I realize that I just “one upped” myself as I have previously stated that knowing how to calculate your effective rate is THE most important aspect of maintaining your merchant account.

Allow me to explain…

Understanding why goes hand in hand with knowing how, but knowing why is slightly more important because without the “why” the “how” would be insignificant.

The calculation of knowing your effective rate, as previously mentioned is a means to gauge the cost of your merchant account fees.

Like an oil change

Every month you receive a statement from your merchant account provider and you are charged a total fee for accepting credit cards.

Watching this fee is the best and easiest maintenance measure that you can use.

When you change the oil in your car every 3,000 (or 5,000) miles you’re taking a maintenance action to keep your car running smoothly.

Similarly when you check your effective rate each month you’re “checking the oil” to make sure it is still running at optimal levels.

Turning all apples into oranges

Often times merchant account providers have different rate programs and rate structures.

There’s interchange plus, tier based, and blended rate programs and all of them make it difficult to understand the inner workings of how the rates are charged.

If you’re shopping around, comparing your service to another provider can become difficult as is simply monitoring your own rates if you don’t have an understanding of interchange pricing.

I’m not saying that you should constantly compare to other providers (that would be a lot of work) but if you are currently shopping for a new provider then you’re probably in the middle of this dilemma.

On top of the different pricing structures, there are various formats to the statement that you receive. Some show transactions fees and hide provider markup. Others show interchange costs with percentage rates and hide downgrade fees.

The point is, it’s challenging to compare one program to the next because of these intentional differences set up by the merchant account providers.

Clearing the smoke and seeing past the mirrors

You’ll be in a losing game of push and pull, unless you know how to win.

Trying to find the best deal and then wondering how yours compares to the next is a dangerous roller coaster to be on.

Instead, arm yourself with the knowledge of calculating your effective rate and you’ll have the ability to cut right through the smoke and mirrors games of teaser rates, lowest rate guarantees and free terminals that aren’t really free.

Keep the ball in your court by knowing your effective rate.

Easy to monitor

Everyone likes easy but some things are difficult to comprehend because of the elements surrounding it.

If there was an easy way to do calculus perhaps we would have more math majors in school.

Or what if there was an easy way to make money?

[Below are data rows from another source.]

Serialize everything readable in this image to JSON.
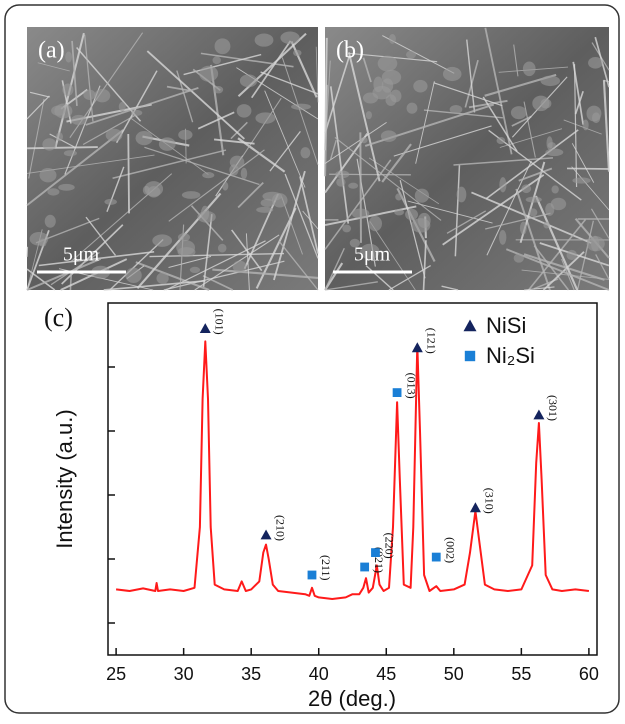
{
  "panels": [
    {
      "label": "(a)",
      "scale_bar": "5μm"
    },
    {
      "label": "(b)",
      "scale_bar": "5μm"
    }
  ],
  "chart_data": {
    "type": "line",
    "panel_label": "(c)",
    "y_label": "Intensity (a.u.)",
    "x_label": "2θ (deg.)",
    "color": "#ff1a1a",
    "x": [
      25,
      26,
      27,
      27.9,
      28,
      28.1,
      29,
      30,
      30.8,
      31.2,
      31.4,
      31.6,
      31.8,
      32.0,
      32.3,
      33,
      34,
      34.3,
      34.6,
      35,
      35.6,
      35.9,
      36.1,
      36.3,
      36.6,
      37,
      38,
      39,
      39.3,
      39.5,
      39.7,
      40,
      41,
      42,
      42.5,
      43,
      43.3,
      43.5,
      43.7,
      44.0,
      44.3,
      44.5,
      44.8,
      45.2,
      45.5,
      45.8,
      46.0,
      46.3,
      46.8,
      47.0,
      47.3,
      47.5,
      47.8,
      48.2,
      48.7,
      49,
      50,
      50.8,
      51.2,
      51.6,
      51.9,
      52.3,
      53,
      54,
      55,
      55.8,
      56.1,
      56.3,
      56.5,
      56.8,
      57.3,
      58,
      59,
      60
    ],
    "values": [
      10.5,
      10,
      10.8,
      10,
      12.5,
      10,
      10.5,
      10,
      11,
      30,
      70,
      88,
      70,
      30,
      12,
      10.5,
      10,
      13,
      10,
      10.5,
      13,
      22,
      24.5,
      20,
      12,
      10,
      9.5,
      9,
      8.5,
      11,
      8.5,
      8,
      7.5,
      8,
      9,
      9,
      11,
      14,
      9.5,
      11,
      18,
      12,
      10,
      11,
      30,
      69,
      45,
      12,
      11,
      30,
      87,
      60,
      15,
      10,
      11.5,
      10,
      10.5,
      12,
      22,
      35,
      25,
      12,
      10.5,
      10,
      10.5,
      18,
      50,
      62.5,
      45,
      15,
      10.5,
      10,
      10.5,
      10
    ],
    "xlim": [
      24.4,
      60.6
    ],
    "xticks": [
      25,
      30,
      35,
      40,
      45,
      50,
      55,
      60
    ],
    "ylim": [
      -10,
      100
    ],
    "yticks": [
      0,
      20,
      40,
      60,
      80
    ],
    "markers": [
      {
        "name": "NiSi",
        "color": "#14245e",
        "symbol": "triangle",
        "points": [
          {
            "x": 31.6,
            "y": 92,
            "label": "(101)"
          },
          {
            "x": 36.1,
            "y": 27.5,
            "label": "(210)"
          },
          {
            "x": 47.3,
            "y": 86,
            "label": "(121)"
          },
          {
            "x": 51.6,
            "y": 36,
            "label": "(310)"
          },
          {
            "x": 56.3,
            "y": 65,
            "label": "(301)"
          }
        ]
      },
      {
        "name": "Ni₂Si",
        "color": "#1a7fd6",
        "symbol": "square",
        "points": [
          {
            "x": 39.5,
            "y": 15,
            "label": "(211)"
          },
          {
            "x": 43.4,
            "y": 17.5,
            "label": "(021)"
          },
          {
            "x": 44.2,
            "y": 22,
            "label": "(220)"
          },
          {
            "x": 45.8,
            "y": 72,
            "label": "(013)"
          },
          {
            "x": 48.7,
            "y": 20.6,
            "label": "(002)"
          }
        ]
      }
    ]
  }
}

If there was we’d probably see more people nipping at the heels of Bill Gates in effort to be the next one to break the top 50 list of Forbes millionaires.

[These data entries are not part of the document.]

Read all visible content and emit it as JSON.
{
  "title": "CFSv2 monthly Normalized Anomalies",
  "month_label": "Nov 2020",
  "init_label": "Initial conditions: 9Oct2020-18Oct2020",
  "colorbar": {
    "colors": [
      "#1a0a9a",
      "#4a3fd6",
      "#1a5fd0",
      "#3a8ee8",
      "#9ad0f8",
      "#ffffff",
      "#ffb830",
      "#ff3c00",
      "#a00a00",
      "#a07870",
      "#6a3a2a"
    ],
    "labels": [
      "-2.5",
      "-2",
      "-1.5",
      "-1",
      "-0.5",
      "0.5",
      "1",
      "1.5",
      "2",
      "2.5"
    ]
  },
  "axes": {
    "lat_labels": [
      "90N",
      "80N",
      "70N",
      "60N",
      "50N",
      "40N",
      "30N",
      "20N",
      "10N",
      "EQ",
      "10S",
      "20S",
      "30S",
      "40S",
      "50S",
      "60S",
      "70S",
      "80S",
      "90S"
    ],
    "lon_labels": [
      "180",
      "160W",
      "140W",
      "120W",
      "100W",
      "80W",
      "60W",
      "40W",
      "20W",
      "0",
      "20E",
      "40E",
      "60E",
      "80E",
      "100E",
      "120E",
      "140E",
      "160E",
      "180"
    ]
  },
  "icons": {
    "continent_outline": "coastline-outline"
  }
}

For the sake of understanding merchant account fees, “easy” is possible if you see it from the right angle.

Monitoring your effective rate is a wonderful benchmark comprehension tool to make use of when managing your merchant account.

Knowing that you’re not going to become an expert at merchant accounts or understanding interchange plus pricing is okay.

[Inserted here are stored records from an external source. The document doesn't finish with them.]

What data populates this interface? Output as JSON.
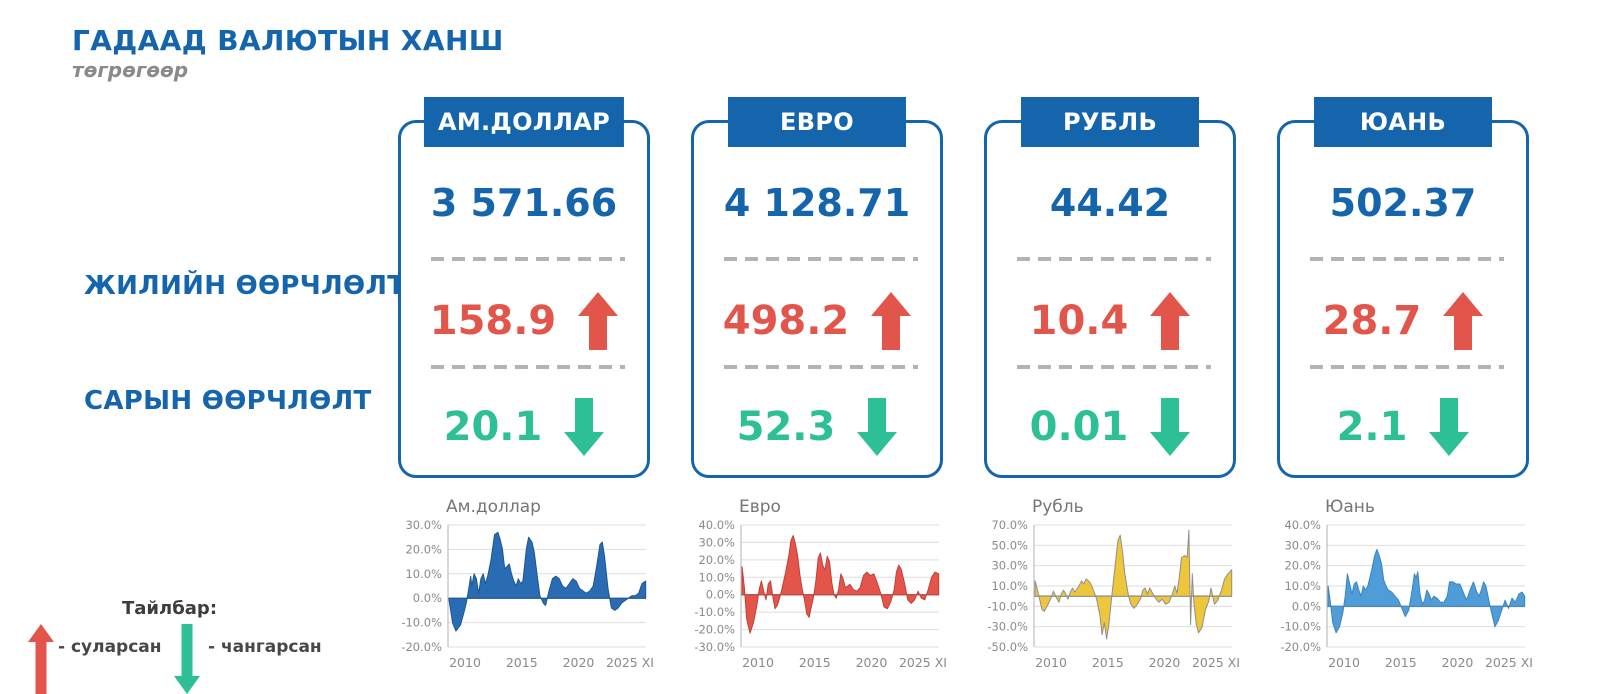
{
  "page": {
    "title": "ГАДААД ВАЛЮТЫН ХАНШ",
    "subtitle": "төгрөгөөр"
  },
  "row_labels": {
    "yearly": "ЖИЛИЙН ӨӨРЧЛӨЛТ",
    "monthly": "САРЫН ӨӨРЧЛӨЛТ"
  },
  "legend": {
    "title": "Тайлбар:",
    "weakened": "- суларсан",
    "strengthened": "- чангарсан"
  },
  "colors": {
    "blue": "#1565ad",
    "red": "#e2554b",
    "green": "#2dbf96",
    "dash_gray": "#b3b3b3"
  },
  "cards": [
    {
      "title": "АМ.ДОЛЛАР",
      "rate": "3 571.66",
      "yearly_change": "158.9",
      "monthly_change": "20.1"
    },
    {
      "title": "ЕВРО",
      "rate": "4 128.71",
      "yearly_change": "498.2",
      "monthly_change": "52.3"
    },
    {
      "title": "РУБЛЬ",
      "rate": "44.42",
      "yearly_change": "10.4",
      "monthly_change": "0.01"
    },
    {
      "title": "ЮАНЬ",
      "rate": "502.37",
      "yearly_change": "28.7",
      "monthly_change": "2.1"
    }
  ],
  "chart_data": [
    {
      "type": "area",
      "title": "Ам.доллар",
      "color": "#2a6cb3",
      "stroke": "#1d578f",
      "ylabel_format": "percent",
      "ylim": [
        -20,
        30
      ],
      "yticks": [
        30,
        20,
        10,
        0,
        -10,
        -20
      ],
      "xlim": [
        2008.5,
        2025.95
      ],
      "xticks": [
        {
          "v": 2010,
          "label": "2010"
        },
        {
          "v": 2015,
          "label": "2015"
        },
        {
          "v": 2020,
          "label": "2020"
        },
        {
          "v": 2025,
          "label": "2025 XI"
        }
      ],
      "points": [
        [
          2008.6,
          -1
        ],
        [
          2008.9,
          -10
        ],
        [
          2009.2,
          -13.5
        ],
        [
          2009.6,
          -11
        ],
        [
          2009.9,
          -6
        ],
        [
          2010.1,
          -2
        ],
        [
          2010.3,
          3
        ],
        [
          2010.5,
          9
        ],
        [
          2010.6,
          5
        ],
        [
          2010.8,
          10
        ],
        [
          2011.0,
          8
        ],
        [
          2011.2,
          2
        ],
        [
          2011.4,
          8
        ],
        [
          2011.6,
          10
        ],
        [
          2011.8,
          6
        ],
        [
          2012.0,
          9
        ],
        [
          2012.3,
          16
        ],
        [
          2012.6,
          26
        ],
        [
          2012.9,
          27
        ],
        [
          2013.1,
          24
        ],
        [
          2013.3,
          20
        ],
        [
          2013.5,
          12
        ],
        [
          2013.7,
          13
        ],
        [
          2013.9,
          14
        ],
        [
          2014.1,
          10
        ],
        [
          2014.3,
          7
        ],
        [
          2014.5,
          5
        ],
        [
          2014.7,
          8
        ],
        [
          2014.9,
          6
        ],
        [
          2015.1,
          7
        ],
        [
          2015.4,
          20
        ],
        [
          2015.6,
          25
        ],
        [
          2015.9,
          23
        ],
        [
          2016.1,
          19
        ],
        [
          2016.4,
          8
        ],
        [
          2016.6,
          1
        ],
        [
          2016.9,
          -2
        ],
        [
          2017.1,
          -3
        ],
        [
          2017.4,
          3
        ],
        [
          2017.7,
          8
        ],
        [
          2018.0,
          9
        ],
        [
          2018.3,
          8
        ],
        [
          2018.6,
          5
        ],
        [
          2018.9,
          4
        ],
        [
          2019.2,
          6
        ],
        [
          2019.5,
          8
        ],
        [
          2019.8,
          7
        ],
        [
          2020.1,
          4
        ],
        [
          2020.4,
          3
        ],
        [
          2020.7,
          2
        ],
        [
          2021.0,
          3
        ],
        [
          2021.3,
          5
        ],
        [
          2021.6,
          13
        ],
        [
          2021.9,
          22
        ],
        [
          2022.1,
          23
        ],
        [
          2022.3,
          17
        ],
        [
          2022.6,
          4
        ],
        [
          2022.9,
          -4
        ],
        [
          2023.2,
          -5
        ],
        [
          2023.5,
          -4
        ],
        [
          2023.8,
          -2
        ],
        [
          2024.1,
          -1
        ],
        [
          2024.4,
          0
        ],
        [
          2024.7,
          1
        ],
        [
          2025.0,
          1
        ],
        [
          2025.3,
          2
        ],
        [
          2025.6,
          6
        ],
        [
          2025.92,
          7
        ]
      ]
    },
    {
      "type": "area",
      "title": "Евро",
      "color": "#e3554b",
      "stroke": "#c04138",
      "ylabel_format": "percent",
      "ylim": [
        -30,
        40
      ],
      "yticks": [
        40,
        30,
        20,
        10,
        0,
        -10,
        -20,
        -30
      ],
      "xlim": [
        2008.5,
        2025.95
      ],
      "xticks": [
        {
          "v": 2010,
          "label": "2010"
        },
        {
          "v": 2015,
          "label": "2015"
        },
        {
          "v": 2020,
          "label": "2020"
        },
        {
          "v": 2025,
          "label": "2025 XI"
        }
      ],
      "points": [
        [
          2008.6,
          16
        ],
        [
          2008.8,
          4
        ],
        [
          2009.0,
          -14
        ],
        [
          2009.3,
          -22
        ],
        [
          2009.6,
          -16
        ],
        [
          2009.9,
          -6
        ],
        [
          2010.1,
          3
        ],
        [
          2010.3,
          8
        ],
        [
          2010.5,
          2
        ],
        [
          2010.7,
          -3
        ],
        [
          2010.9,
          6
        ],
        [
          2011.1,
          8
        ],
        [
          2011.3,
          -1
        ],
        [
          2011.5,
          -8
        ],
        [
          2011.7,
          -6
        ],
        [
          2011.9,
          -2
        ],
        [
          2012.1,
          3
        ],
        [
          2012.4,
          12
        ],
        [
          2012.7,
          22
        ],
        [
          2012.9,
          31
        ],
        [
          2013.1,
          34
        ],
        [
          2013.3,
          29
        ],
        [
          2013.5,
          22
        ],
        [
          2013.7,
          11
        ],
        [
          2013.9,
          3
        ],
        [
          2014.1,
          -3
        ],
        [
          2014.3,
          -11
        ],
        [
          2014.5,
          -13
        ],
        [
          2014.7,
          -7
        ],
        [
          2014.9,
          -1
        ],
        [
          2015.1,
          8
        ],
        [
          2015.3,
          21
        ],
        [
          2015.5,
          24
        ],
        [
          2015.7,
          17
        ],
        [
          2015.9,
          14
        ],
        [
          2016.1,
          22
        ],
        [
          2016.3,
          19
        ],
        [
          2016.5,
          7
        ],
        [
          2016.7,
          0
        ],
        [
          2016.9,
          -2
        ],
        [
          2017.1,
          3
        ],
        [
          2017.3,
          12
        ],
        [
          2017.5,
          9
        ],
        [
          2017.7,
          4
        ],
        [
          2017.9,
          5
        ],
        [
          2018.1,
          6
        ],
        [
          2018.4,
          3
        ],
        [
          2018.7,
          2
        ],
        [
          2019.0,
          4
        ],
        [
          2019.3,
          11
        ],
        [
          2019.6,
          13
        ],
        [
          2019.9,
          11
        ],
        [
          2020.2,
          12
        ],
        [
          2020.5,
          7
        ],
        [
          2020.8,
          1
        ],
        [
          2021.1,
          -7
        ],
        [
          2021.4,
          -8
        ],
        [
          2021.7,
          -4
        ],
        [
          2022.0,
          3
        ],
        [
          2022.2,
          13
        ],
        [
          2022.4,
          17
        ],
        [
          2022.6,
          15
        ],
        [
          2022.9,
          7
        ],
        [
          2023.2,
          -3
        ],
        [
          2023.5,
          -5
        ],
        [
          2023.8,
          -3
        ],
        [
          2024.1,
          2
        ],
        [
          2024.4,
          -2
        ],
        [
          2024.7,
          -3
        ],
        [
          2025.0,
          3
        ],
        [
          2025.3,
          10
        ],
        [
          2025.6,
          13
        ],
        [
          2025.92,
          12
        ]
      ]
    },
    {
      "type": "area",
      "title": "Рубль",
      "color": "#eec63a",
      "stroke": "#8f8f8f",
      "ylabel_format": "percent",
      "ylim": [
        -50,
        70
      ],
      "yticks": [
        70,
        50,
        30,
        10,
        -10,
        -30,
        -50
      ],
      "xlim": [
        2008.5,
        2025.95
      ],
      "xticks": [
        {
          "v": 2010,
          "label": "2010"
        },
        {
          "v": 2015,
          "label": "2015"
        },
        {
          "v": 2020,
          "label": "2020"
        },
        {
          "v": 2025,
          "label": "2025 XI"
        }
      ],
      "points": [
        [
          2008.6,
          15
        ],
        [
          2008.9,
          2
        ],
        [
          2009.2,
          -13
        ],
        [
          2009.4,
          -15
        ],
        [
          2009.7,
          -9
        ],
        [
          2010.0,
          -2
        ],
        [
          2010.2,
          5
        ],
        [
          2010.5,
          -2
        ],
        [
          2010.7,
          -6
        ],
        [
          2010.9,
          2
        ],
        [
          2011.1,
          6
        ],
        [
          2011.3,
          2
        ],
        [
          2011.5,
          -3
        ],
        [
          2011.7,
          4
        ],
        [
          2011.9,
          8
        ],
        [
          2012.1,
          4
        ],
        [
          2012.4,
          9
        ],
        [
          2012.7,
          15
        ],
        [
          2012.9,
          12
        ],
        [
          2013.1,
          17
        ],
        [
          2013.4,
          14
        ],
        [
          2013.7,
          7
        ],
        [
          2014.0,
          -2
        ],
        [
          2014.3,
          -18
        ],
        [
          2014.5,
          -38
        ],
        [
          2014.7,
          -26
        ],
        [
          2014.9,
          -42
        ],
        [
          2015.1,
          -28
        ],
        [
          2015.4,
          5
        ],
        [
          2015.7,
          35
        ],
        [
          2015.9,
          55
        ],
        [
          2016.1,
          60
        ],
        [
          2016.3,
          44
        ],
        [
          2016.5,
          22
        ],
        [
          2016.8,
          2
        ],
        [
          2017.0,
          -7
        ],
        [
          2017.3,
          -12
        ],
        [
          2017.6,
          -8
        ],
        [
          2017.9,
          -2
        ],
        [
          2018.1,
          6
        ],
        [
          2018.3,
          8
        ],
        [
          2018.5,
          2
        ],
        [
          2018.7,
          8
        ],
        [
          2018.9,
          4
        ],
        [
          2019.2,
          -2
        ],
        [
          2019.5,
          -6
        ],
        [
          2019.8,
          -3
        ],
        [
          2020.1,
          -8
        ],
        [
          2020.4,
          -6
        ],
        [
          2020.7,
          2
        ],
        [
          2020.9,
          10
        ],
        [
          2021.1,
          3
        ],
        [
          2021.3,
          18
        ],
        [
          2021.5,
          38
        ],
        [
          2021.8,
          40
        ],
        [
          2022.0,
          38
        ],
        [
          2022.15,
          65
        ],
        [
          2022.3,
          -28
        ],
        [
          2022.45,
          22
        ],
        [
          2022.6,
          -8
        ],
        [
          2022.8,
          -28
        ],
        [
          2023.0,
          -36
        ],
        [
          2023.3,
          -31
        ],
        [
          2023.6,
          -14
        ],
        [
          2023.9,
          -5
        ],
        [
          2024.1,
          8
        ],
        [
          2024.4,
          -8
        ],
        [
          2024.7,
          -4
        ],
        [
          2025.0,
          5
        ],
        [
          2025.3,
          17
        ],
        [
          2025.6,
          22
        ],
        [
          2025.92,
          26
        ]
      ]
    },
    {
      "type": "area",
      "title": "Юань",
      "color": "#4f9cd8",
      "stroke": "#3b85bd",
      "ylabel_format": "percent",
      "ylim": [
        -20,
        40
      ],
      "yticks": [
        40,
        30,
        20,
        10,
        0,
        -10,
        -20
      ],
      "xlim": [
        2008.5,
        2025.95
      ],
      "xticks": [
        {
          "v": 2010,
          "label": "2010"
        },
        {
          "v": 2015,
          "label": "2015"
        },
        {
          "v": 2020,
          "label": "2020"
        },
        {
          "v": 2025,
          "label": "2025 XI"
        }
      ],
      "points": [
        [
          2008.6,
          10
        ],
        [
          2008.8,
          2
        ],
        [
          2009.0,
          -8
        ],
        [
          2009.3,
          -13
        ],
        [
          2009.6,
          -10
        ],
        [
          2009.9,
          -3
        ],
        [
          2010.1,
          5
        ],
        [
          2010.3,
          16
        ],
        [
          2010.5,
          11
        ],
        [
          2010.7,
          6
        ],
        [
          2010.9,
          11
        ],
        [
          2011.1,
          12
        ],
        [
          2011.3,
          8
        ],
        [
          2011.5,
          5
        ],
        [
          2011.7,
          10
        ],
        [
          2011.9,
          8
        ],
        [
          2012.1,
          10
        ],
        [
          2012.4,
          17
        ],
        [
          2012.7,
          25
        ],
        [
          2012.9,
          28
        ],
        [
          2013.1,
          25
        ],
        [
          2013.3,
          21
        ],
        [
          2013.5,
          13
        ],
        [
          2013.7,
          10
        ],
        [
          2013.9,
          8
        ],
        [
          2014.2,
          7
        ],
        [
          2014.5,
          5
        ],
        [
          2014.8,
          3
        ],
        [
          2015.1,
          -1
        ],
        [
          2015.4,
          -5
        ],
        [
          2015.7,
          -2
        ],
        [
          2016.0,
          8
        ],
        [
          2016.2,
          16
        ],
        [
          2016.35,
          14
        ],
        [
          2016.5,
          17
        ],
        [
          2016.7,
          6
        ],
        [
          2016.9,
          1
        ],
        [
          2017.1,
          3
        ],
        [
          2017.3,
          8
        ],
        [
          2017.5,
          6
        ],
        [
          2017.7,
          3
        ],
        [
          2017.9,
          5
        ],
        [
          2018.2,
          4
        ],
        [
          2018.5,
          2
        ],
        [
          2018.8,
          2
        ],
        [
          2019.1,
          5
        ],
        [
          2019.3,
          12
        ],
        [
          2019.6,
          12
        ],
        [
          2019.9,
          11
        ],
        [
          2020.2,
          11
        ],
        [
          2020.5,
          7
        ],
        [
          2020.8,
          3
        ],
        [
          2021.1,
          8
        ],
        [
          2021.4,
          12
        ],
        [
          2021.7,
          7
        ],
        [
          2021.9,
          5
        ],
        [
          2022.1,
          8
        ],
        [
          2022.3,
          12
        ],
        [
          2022.5,
          10
        ],
        [
          2022.8,
          2
        ],
        [
          2023.0,
          -3
        ],
        [
          2023.3,
          -10
        ],
        [
          2023.6,
          -7
        ],
        [
          2023.9,
          -2
        ],
        [
          2024.2,
          3
        ],
        [
          2024.5,
          -1
        ],
        [
          2024.8,
          4
        ],
        [
          2025.1,
          2
        ],
        [
          2025.4,
          6
        ],
        [
          2025.7,
          7
        ],
        [
          2025.92,
          5
        ]
      ]
    }
  ]
}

Look at it as your completely legitimate “cheat sheet” way to know without a shadow of a doubt that you understand the pricing of your merchant services account.

Playing your “show me” card

“Actions speak louder than words.”

“Put your money where your mouth is.”

Both of these idioms are indications of a request to carry out a promise with actions rather than words.

A reputable merchant account provider should and will be able to do this.

If you get a feeling that a merchant account provider is giving you a flimsy, smoke filled promise about a rate or some other feature, make them prove it by allowing you to enter a month to month contract so you can see how things unfold for a month or two.

I’m not saying that you should automatically distrust an offer, I’m just attempting to provide you with a way to a put yourself in the drivers’ seat and keep control of the situation, rather than vice versa.

7 reasons why effective rate is important

  1. It’s a simple and quick way to calculate your cost
  2. Calculating this “benchmark” cost takes less than 5 minutes per month (easy to monitor)
  3. Keeps focus on what’s really important, which is the total cost of your merchant account and not just one rate or transaction fee
  4. Knowing effective rate levels the comparison playing field when shopping for a new merchant account provider
  5. It eliminates bogus claims of lowest rates
  6. It gives you leverage and keeps you in the drivers’ seat
  7. It gives you peace of mind in knowing your getting a fair deal

The Bottom Line

Your effective rate IS your bottom line.

Simply put: know how to calculate your effective rate and monitor it each month.

The common element in all apples to oranges comparisons is the all encompassing fee at the end of the month.